Am Donnerstag, den 02.02.2017 fand ein sehr eindrücklicher Vortrag zum Thema “Wie lernen Kinder richtig” im Bürgersaal statt.

Die Frage: „Wie lerne ich richtig“ wird schon seit Generationen in den Familien mit Schulkindern diskutiert. Jedes Kind bringt diesbezüglich seine ganz persönlichen Kompetenzen mit, die es gilt richtig zu deuten und zu fördern, damit sich der angestrebte schulische Erfolg einstellt. Grundsätzlich kann zwischen vier verschiedenen Lerntypen bei den Schülerinnen und Schülern ausgegangen werden, die jeweils eine andere Herangehensweise  an den Lernstoff darstellen. Lerncoach Jens Kühn begeisterte die knapp 200 Eltern und auch interessierten Lehrer, die an diesem Abend in den Endinger Bürgersaal gekommen waren mit konkreten Lernbeispielen zum Ausprobieren.

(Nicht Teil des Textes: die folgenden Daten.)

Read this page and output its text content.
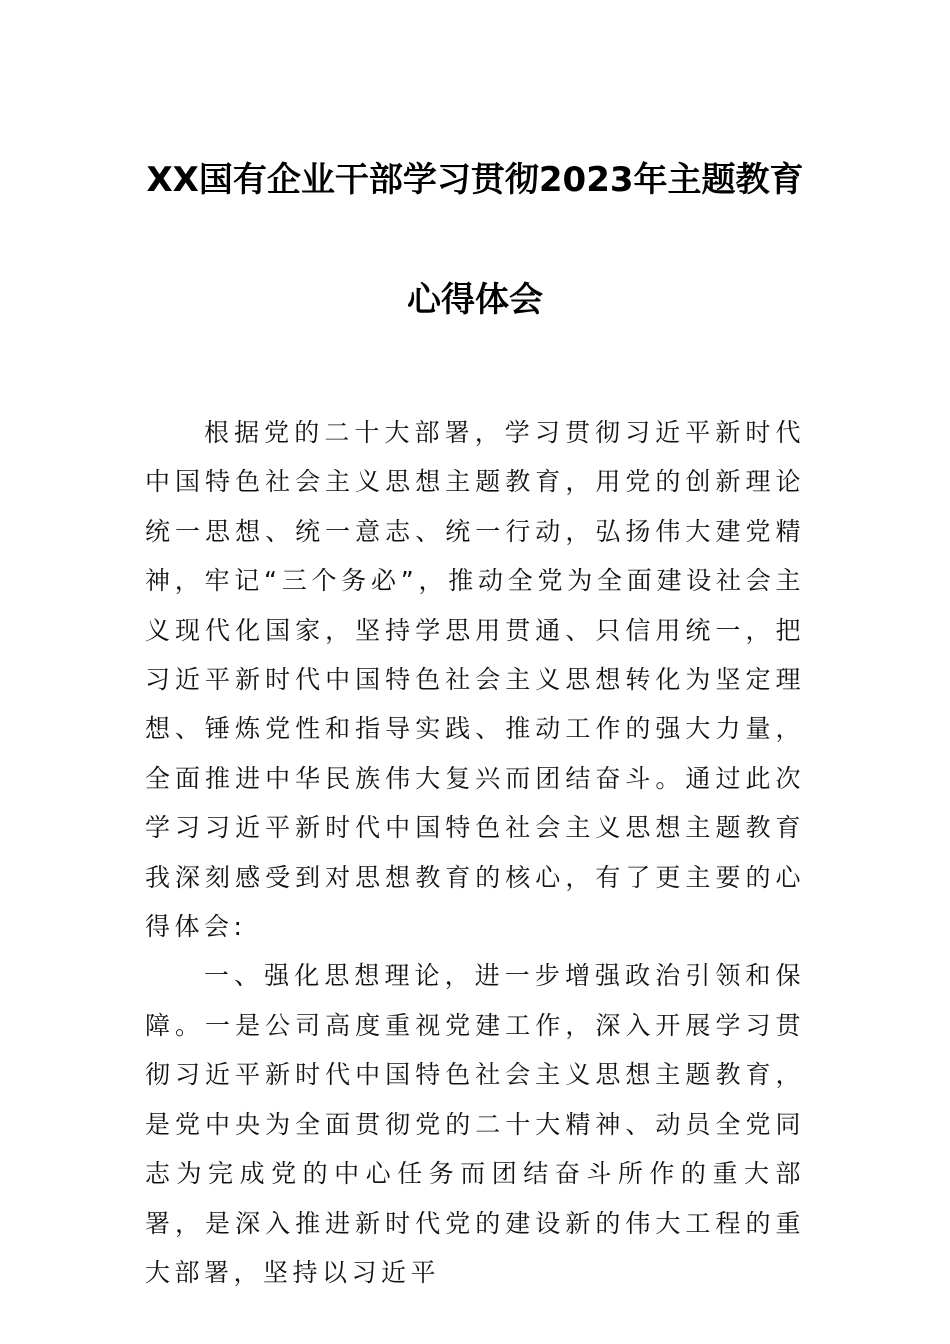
XX国有企业干部学习贯彻2023年主题教育
心得体会

根据党的二十大部署，学习贯彻习近平新时代中国特色社会主义思想主题教育，用党的创新理论统一思想、统一意志、统一行动，弘扬伟大建党精神，牢记“三个务必”，推动全党为全面建设社会主义现代化国家，坚持学思用贯通、只信用统一，把习近平新时代中国特色社会主义思想转化为坚定理想、锤炼党性和指导实践、推动工作的强大力量，全面推进中华民族伟大复兴而团结奋斗。通过此次学习习近平新时代中国特色社会主义思想主题教育我深刻感受到对思想教育的核心，有了更主要的心得体会:

一、强化思想理论，进一步增强政治引领和保障。一是公司高度重视党建工作，深入开展学习贯彻习近平新时代中国特色社会主义思想主题教育，是党中央为全面贯彻党的二十大精神、动员全党同志为完成党的中心任务而团结奋斗所作的重大部署，是深入推进新时代党的建设新的伟大工程的重大部署，坚持以习近平
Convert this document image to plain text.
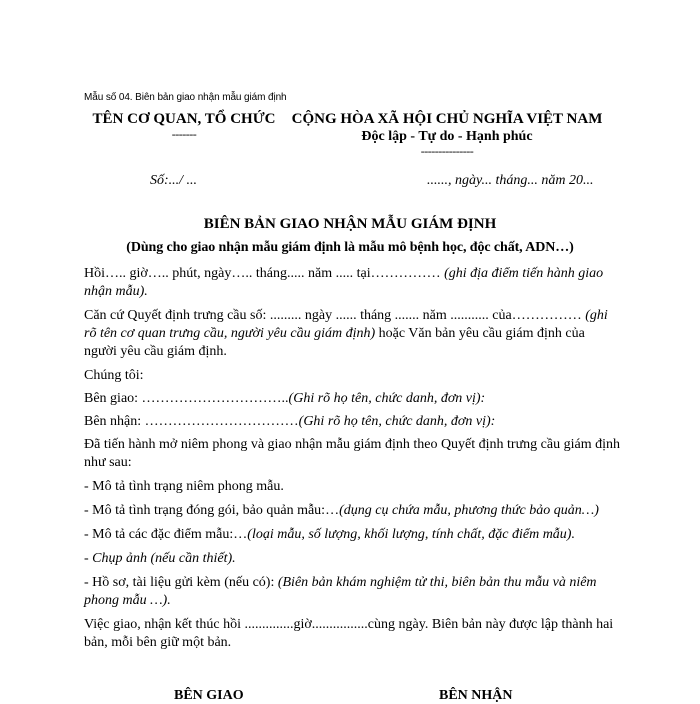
Mẫu số 04. Biên bản giao nhận mẫu giám định
TÊN CƠ QUAN, TỔ CHỨC
-------
CỘNG HÒA XÃ HỘI CHỦ NGHĨA VIỆT NAM
Độc lập - Tự do - Hạnh phúc
---------------
Số:.../ ...	......, ngày... tháng... năm 20...
BIÊN BẢN GIAO NHẬN MẪU GIÁM ĐỊNH
(Dùng cho giao nhận mẫu giám định là mẫu mô bệnh học, độc chất, ADN…)

Hồi….. giờ….. phút, ngày….. tháng..... năm ..... tại…………… (ghi địa điểm tiến hành giao nhận mẫu).

Căn cứ Quyết định trưng cầu số: ......... ngày ...... tháng ....... năm ........... của…………… (ghi rõ tên cơ quan trưng cầu, người yêu cầu giám định) hoặc Văn bản yêu cầu giám định của người yêu cầu giám định.

Chúng tôi:

Bên giao: …………………………..(Ghi rõ họ tên, chức danh, đơn vị):

Bên nhận: ……………………………(Ghi rõ họ tên, chức danh, đơn vị):

Đã tiến hành mở niêm phong và giao nhận mẫu giám định theo Quyết định trưng cầu giám định như sau:

- Mô tả tình trạng niêm phong mẫu.

- Mô tả tình trạng đóng gói, bảo quản mẫu:…(dụng cụ chứa mẫu, phương thức bảo quản…)

- Mô tả các đặc điểm mẫu:…(loại mẫu, số lượng, khối lượng, tính chất, đặc điểm mẫu).

- Chụp ảnh (nếu cần thiết).

- Hồ sơ, tài liệu gửi kèm (nếu có): (Biên bản khám nghiệm tử thi, biên bản thu mẫu và niêm phong mẫu …).

Việc giao, nhận kết thúc hồi ..............giờ................cùng ngày. Biên bản này được lập thành hai bản, mỗi bên giữ một bản.

BÊN GIAO	BÊN NHẬN
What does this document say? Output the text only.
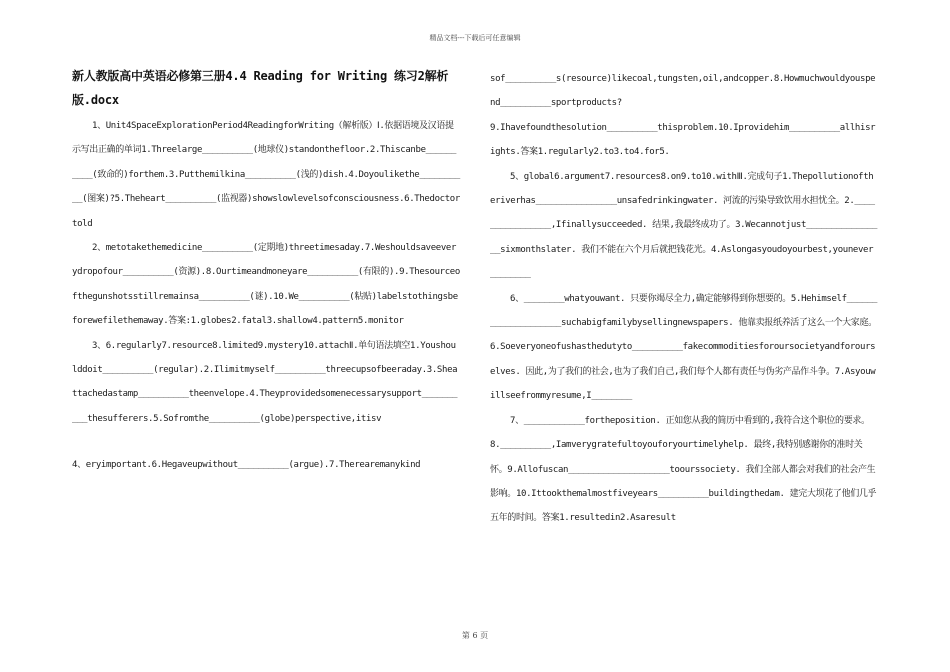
精品文档---下载后可任意编辑
新人教版高中英语必修第三册4.4 Reading for Writing 练习2解析版.docx

1、Unit4SpaceExplorationPeriod4ReadingforWriting（解析版）Ⅰ.依据语境及汉语提示写出正确的单词1.Threelarge__________(地球仪)standonthefloor.2.Thiscanbe__________(致命的)forthem.3.Putthemilkina__________(浅的)dish.4.Doyoulikethe__________(图案)?5.Theheart__________(监视器)showslowlevelsofconsciousness.6.Thedoctortold

2、metotakethemedicine__________(定期地)threetimesaday.7.Weshouldsaveeverydropofour__________(资源).8.Ourtimeandmoneyare__________(有限的).9.Thesourceofthegunshotsstillremainsa__________(谜).10.We__________(粘贴)labelstothingsbeforewefilethemaway.答案:1.globes2.fatal3.shallow4.pattern5.monitor

3、6.regularly7.resource8.limited9.mystery10.attachⅡ.单句语法填空1.Youshoulddoit__________(regular).2.Ilimitmyself__________threecupsofbeeraday.3.Sheattachedastamp__________theenvelope.4.Theyprovidedsomenecessarysupport__________thesufferers.5.Sofromthe__________(globe)perspective,itisv

4、eryimportant.6.Hegaveupwithout__________(argue).7.Therearemanykind

sof__________s(resource)likecoal,tungsten,oil,andcopper.8.Howmuchwouldyouspend__________sportproducts?

9.Ihavefoundthesolution__________thisproblem.10.Iprovidehim__________allhisrights.答案1.regularly2.to3.to4.for5.

5、global6.argument7.resources8.on9.to10.withⅢ.完成句子1.Thepollutionoftheriverhas________________unsafedrinkingwater. 河流的污染导致饮用水担忧全。2.________________,Ifinallysucceeded. 结果,我最终成功了。3.Wecannotjust________________sixmonthslater. 我们不能在六个月后就把钱花光。4.Aslongasyoudoyourbest,younever________

6、________whatyouwant. 只要你竭尽全力,确定能够得到你想要的。5.Hehimself____________________suchabigfamilybysellingnewspapers. 他靠卖报纸养活了这么一个大家庭。6.Soeveryoneofushasthedutyto__________fakecommoditiesforoursocietyandforourselves. 因此,为了我们的社会,也为了我们自己,我们每个人都有责任与伪劣产品作斗争。7.Asyouwillseefrommyresume,I________

7、____________fortheposition. 正如您从我的简历中看到的,我符合这个职位的要求。8.__________,Iamverygratefultoyouforyourtimelyhelp. 最终,我特别感谢你的准时关怀。9.Allofuscan____________________toourssociety. 我们全部人都会对我们的社会产生影响。10.Ittookthemalmostfiveyears__________buildingthedam. 建完大坝花了他们几乎五年的时间。答案1.resultedin2.Asaresult

第 6 页
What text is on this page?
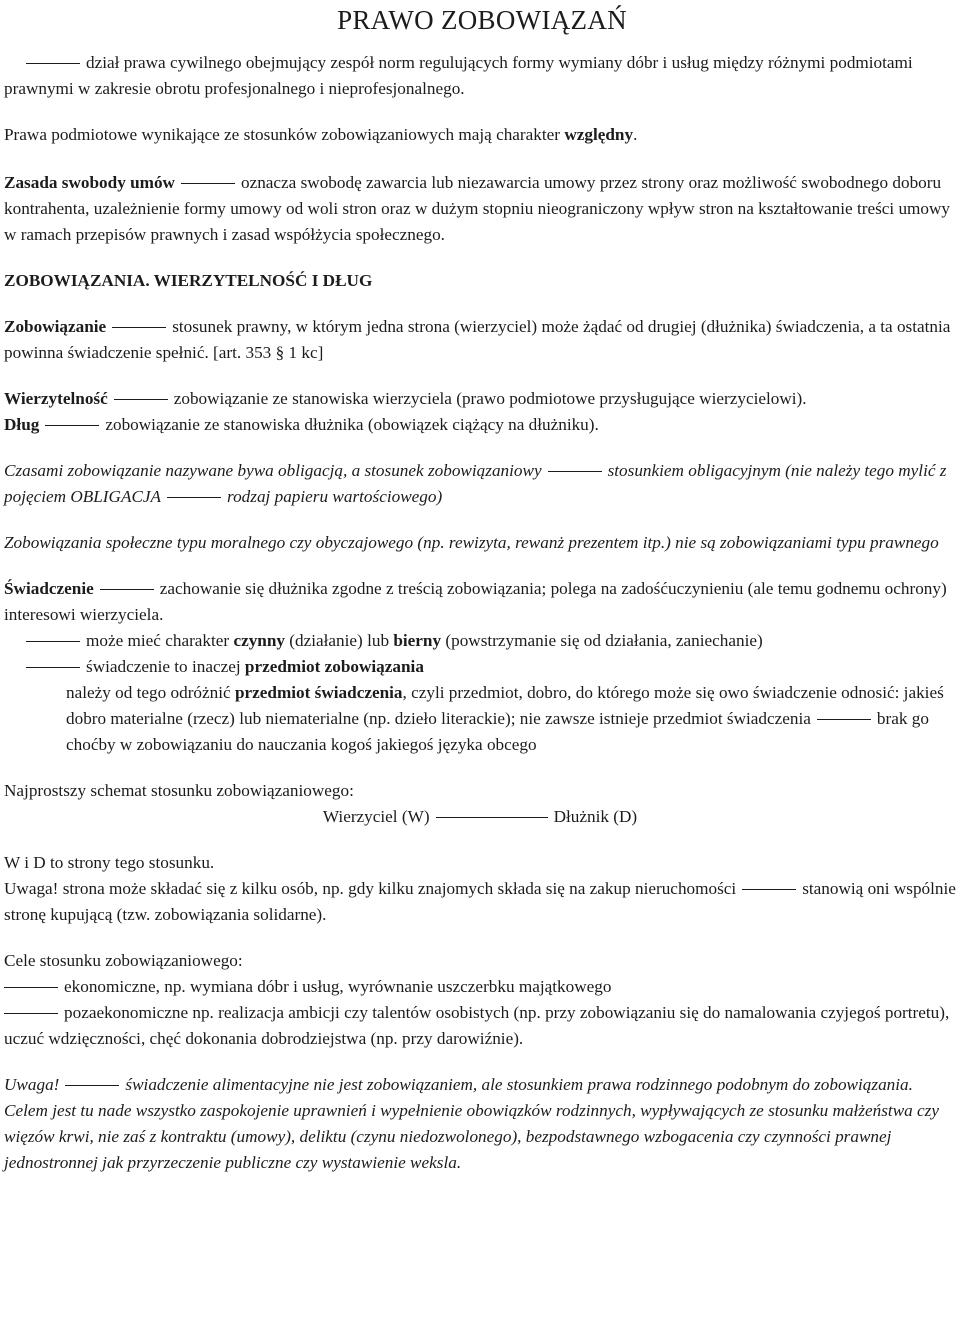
PRAWO ZOBOWIĄZAŃ

dział prawa cywilnego obejmujący zespół norm regulujących formy wymiany dóbr i usług między różnymi podmiotami prawnymi w zakresie obrotu profesjonalnego i nieprofesjonalnego.

Prawa podmiotowe wynikające ze stosunków zobowiązaniowych mają charakter względny.

Zasada swobody umów	oznacza swobodę zawarcia lub niezawarcia umowy przez strony oraz możliwość swobodnego doboru kontrahenta, uzależnienie formy umowy od woli stron oraz w dużym stopniu nieograniczony wpływ stron na kształtowanie treści umowy w ramach przepisów prawnych i zasad współżycia społecznego.

ZOBOWIĄZANIA. WIERZYTELNOŚĆ I DŁUG

Zobowiązanie	stosunek prawny, w którym jedna strona (wierzyciel) może żądać od drugiej (dłużnika) świadczenia, a ta ostatnia powinna świadczenie spełnić. [art. 353 § 1 kc]

Wierzytelność	zobowiązanie ze stanowiska wierzyciela (prawo podmiotowe przysługujące wierzycielowi).

Dług	zobowiązanie ze stanowiska dłużnika (obowiązek ciążący na dłużniku).

Czasami zobowiązanie nazywane bywa obligacją, a stosunek zobowiązaniowy	stosunkiem obligacyjnym (nie należy tego mylić z pojęciem OBLIGACJA	rodzaj papieru wartościowego)

Zobowiązania społeczne typu moralnego czy obyczajowego (np. rewizyta, rewanż prezentem itp.) nie są zobowiązaniami typu prawnego

Świadczenie	zachowanie się dłużnika zgodne z treścią zobowiązania; polega na zadośćuczynieniu (ale temu godnemu ochrony) interesowi wierzyciela.

może mieć charakter czynny (działanie) lub bierny (powstrzymanie się od działania, zaniechanie)

świadczenie to inaczej przedmiot zobowiązania

należy od tego odróżnić przedmiot świadczenia, czyli przedmiot, dobro, do którego może się owo świadczenie odnosić: jakieś dobro materialne (rzecz) lub niematerialne (np. dzieło literackie); nie zawsze istnieje przedmiot świadczenia	brak go choćby w zobowiązaniu do nauczania kogoś jakiegoś języka obcego

Najprostszy schemat stosunku zobowiązaniowego:

Wierzyciel (W)	Dłużnik (D)

W i D to strony tego stosunku.

Uwaga! strona może składać się z kilku osób, np. gdy kilku znajomych składa się na zakup nieruchomości	stanowią oni wspólnie stronę kupującą (tzw. zobowiązania solidarne).

Cele stosunku zobowiązaniowego:

ekonomiczne, np. wymiana dóbr i usług, wyrównanie uszczerbku majątkowego

pozaekonomiczne np. realizacja ambicji czy talentów osobistych (np. przy zobowiązaniu się do namalowania czyjegoś portretu), uczuć wdzięczności, chęć dokonania dobrodziejstwa (np. przy darowiźnie).

Uwaga!	świadczenie alimentacyjne nie jest zobowiązaniem, ale stosunkiem prawa rodzinnego podobnym do zobowiązania. Celem jest tu nade wszystko zaspokojenie uprawnień i wypełnienie obowiązków rodzinnych, wypływających ze stosunku małżeństwa czy więzów krwi, nie zaś z kontraktu (umowy), deliktu (czynu niedozwolonego), bezpodstawnego wzbogacenia czy czynności prawnej jednostronnej jak przyrzeczenie publiczne czy wystawienie weksla.
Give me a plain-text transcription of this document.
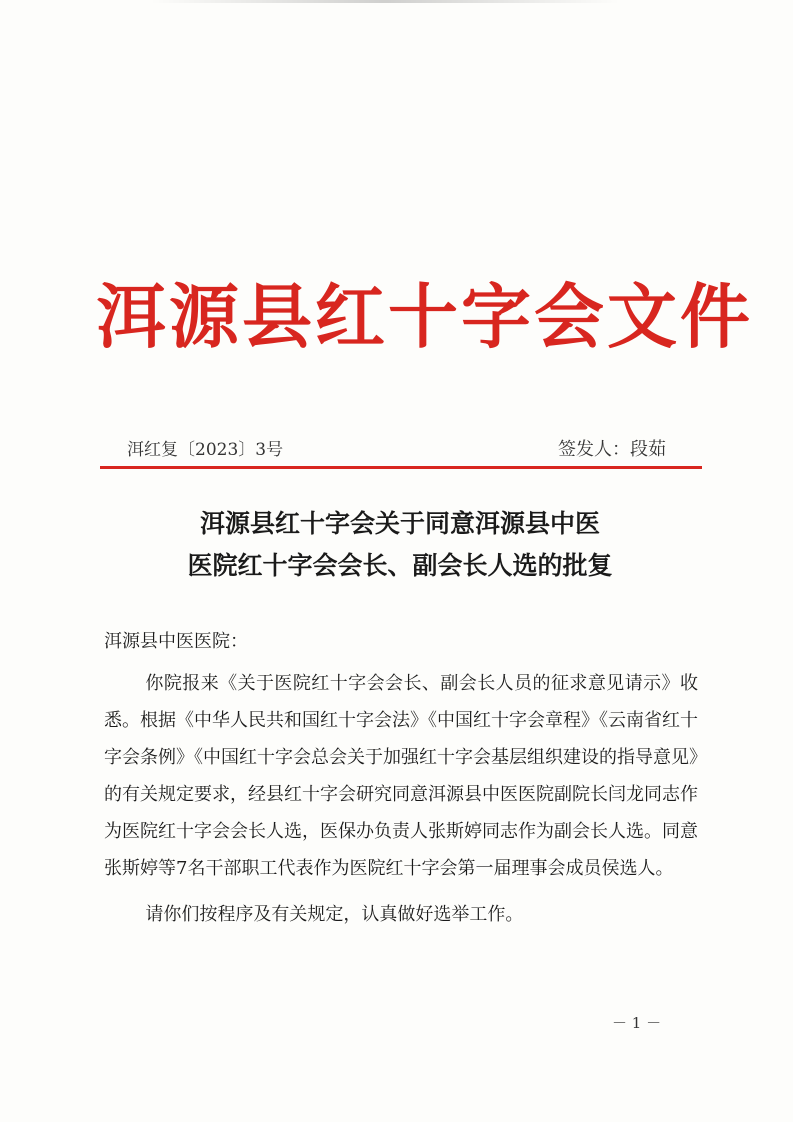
洱源县红十字会文件
洱红复〔2023〕3号	签发人：段茹
洱源县红十字会关于同意洱源县中医
医院红十字会会长、副会长人选的批复
洱源县中医医院：

你院报来《关于医院红十字会会长、副会长人员的征求意见请示》收悉。根据《中华人民共和国红十字会法》《中国红十字会章程》《云南省红十字会条例》《中国红十字会总会关于加强红十字会基层组织建设的指导意见》的有关规定要求，经县红十字会研究同意洱源县中医医院副院长闫龙同志作为医院红十字会会长人选，医保办负责人张斯婷同志作为副会长人选。同意张斯婷等7名干部职工代表作为医院红十字会第一届理事会成员侯选人。

请你们按程序及有关规定，认真做好选举工作。

－ 1 －
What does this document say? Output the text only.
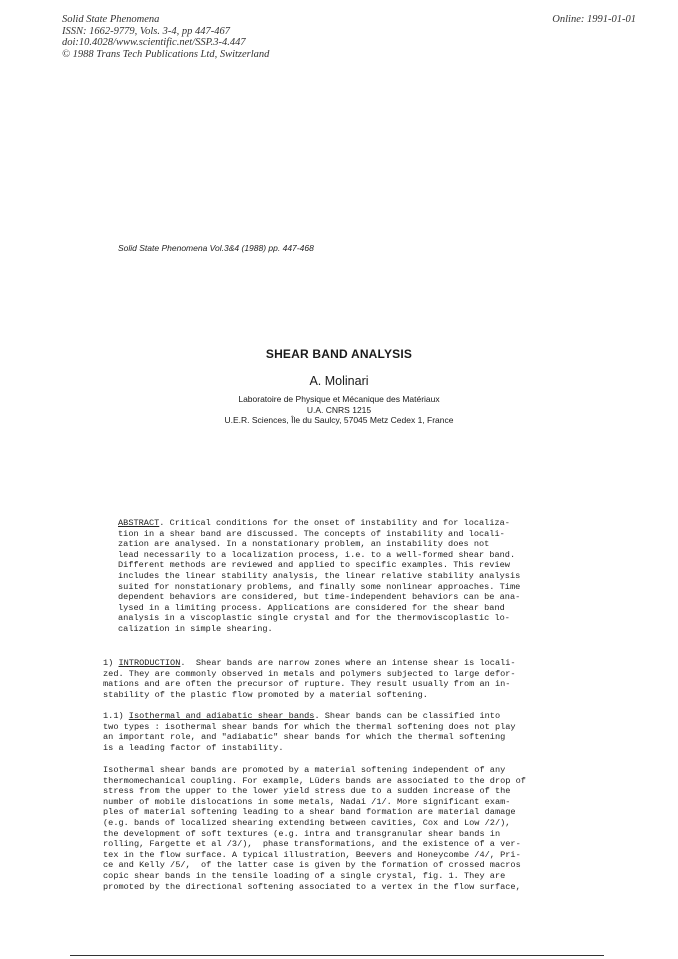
Solid State Phenomena
ISSN: 1662-9779, Vols. 3-4, pp 447-467
doi:10.4028/www.scientific.net/SSP.3-4.447
© 1988 Trans Tech Publications Ltd, Switzerland
Online: 1991-01-01
Solid State Phenomena Vol.3&4 (1988) pp. 447-468
SHEAR BAND ANALYSIS
A. Molinari
Laboratoire de Physique et Mécanique des Matériaux
U.A. CNRS 1215
U.E.R. Sciences, Île du Saulcy, 57045 Metz Cedex 1, France
ABSTRACT. Critical conditions for the onset of instability and for localiza-
tion in a shear band are discussed. The concepts of instability and locali-
zation are analysed. In a nonstationary problem, an instability does not
lead necessarily to a localization process, i.e. to a well-formed shear band.
Different methods are reviewed and applied to specific examples. This review
includes the linear stability analysis, the linear relative stability analysis
suited for nonstationary problems, and finally some nonlinear approaches. Time
dependent behaviors are considered, but time-independent behaviors can be ana-
lysed in a limiting process. Applications are considered for the shear band
analysis in a viscoplastic single crystal and for the thermoviscoplastic lo-
calization in simple shearing.
1) INTRODUCTION.  Shear bands are narrow zones where an intense shear is locali-
zed. They are commonly observed in metals and polymers subjected to large defor-
mations and are often the precursor of rupture. They result usually from an in-
stability of the plastic flow promoted by a material softening.
1.1) Isothermal and adiabatic shear bands. Shear bands can be classified into
two types : isothermal shear bands for which the thermal softening does not play
an important role, and "adiabatic" shear bands for which the thermal softening
is a leading factor of instability.
Isothermal shear bands are promoted by a material softening independent of any
thermomechanical coupling. For example, Lüders bands are associated to the drop of
stress from the upper to the lower yield stress due to a sudden increase of the
number of mobile dislocations in some metals, Nadai /1/. More significant exam-
ples of material softening leading to a shear band formation are material damage
(e.g. bands of localized shearing extending between cavities, Cox and Low /2/),
the development of soft textures (e.g. intra and transgranular shear bands in
rolling, Fargette et al /3/),  phase transformations, and the existence of a ver-
tex in the flow surface. A typical illustration, Beevers and Honeycombe /4/, Pri-
ce and Kelly /5/,  of the latter case is given by the formation of crossed macros
copic shear bands in the tensile loading of a single crystal, fig. 1. They are
promoted by the directional softening associated to a vertex in the flow surface,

Der Elternbeirat der Stefan-Zweig-Realschule hatte den Kontakt zum LVB Lernen e.V. hergestellt und den Referenten nach Endingen geholt. Eingeladen waren die Eltern und Lehrer aller Endinger sowie umliegenden Schulen. Für die angeregten Pausengespräche hatte der Förderverein der Schule ein kleines Catering vorbereitet.

„Das Gehirn ist wie eine große Lagerhalle mit Regalen in denen die Lernpakete abgelegt werden.“ Mit dieser Vorstellung beginnt Kühn ein Lernexperiment mit den Zuhörern, die nun selbst wieder in die Schülerrolle schlüpfen. Das Ergebnis ist beeindruckend: Wer es schaffte, die gegebenen Informationen zu strukturieren, konnte beim Wiedergeben klar punkten. „Strukturieren bedeutet zu wissen, in welchem Regal die Information abgelegt wurde“, erklärt Kühn diesen Effekt. Dabei hilft auch eine ordentliche Führung von Heften und Ordnern. Aber wie behält man die Informationen über einen längeren Zeitraum? Dazu gibt es klare Tipps: „Wiederholen ist wichtig. Wer nur einmal lernt, kann es eigentlich auch gleich bleiben lassen“, machte Kühn deutlich. Dabei ist auch die Portionierung wichtig: „Zu viel Lernstoff auf einmal kann das Gehirn nicht richtig in der ‚Lagerhalle‘ ablegen“. Stundenlanges Lernen am Stück funktioniert also nicht, um am nächsten Tag eine gute Arbeit zu schreiben. „Um Gelerntes zu behalten, sind nach einem Lernblock etwa 20 Minuten notwendig, in denen das Gehirn den Lernstoff ins Regal legt und sich den Lagerplatz merkt. In dieser Zeit darf allerdings keine Reizüberflutung durch Spielkonsolen, Fernsehen oder das ‚Checken‘ des Smartphones stattfinden.“ Der Stoff bleibt nur dann im Langzeitgedächtnis, wenn man ihn mehrmals in kleinen Schritten wiederholt. „Dazu eignet sich am besten das Schreiben eines Spickzettels“, erklärte Kühn den Eltern. Diese Methode zwingt zum Reduzieren auf das Wesentliche und hilft beim Strukturieren, was für das spätere Abrufen des Gelernten notwendig ist. „Dies ist wie eine Inventur, bei der man durch die ‚Lagerhalle‘ geht und schaut, wo sich welches Wissen befindet.“  Nun liegt es an den Eltern zu erkennen, welcher Lerntyp ihr Kind ist, um auf dessen Bedürfnisse bei den alltäglichen Lernaufgaben besser eingehen zu können. Vielleicht wird ja auch die eine oder andere Verhaltensweise gegenüber den eigenen Kindern auf den Prüfstand gestellt. Die praktischen Tipps zur Motivation, Kommunikation und Hausaufgabenbearbeitung dürften dabei sehr hilfreich sein. Loben nach einer erledigten Aufgabe ist der Schlüssel zu nachhaltigem Erfolg, denn es verbindet die beiden Hirnhälften emotional miteinander, was für das Lernen von zentraler Bedeutung ist.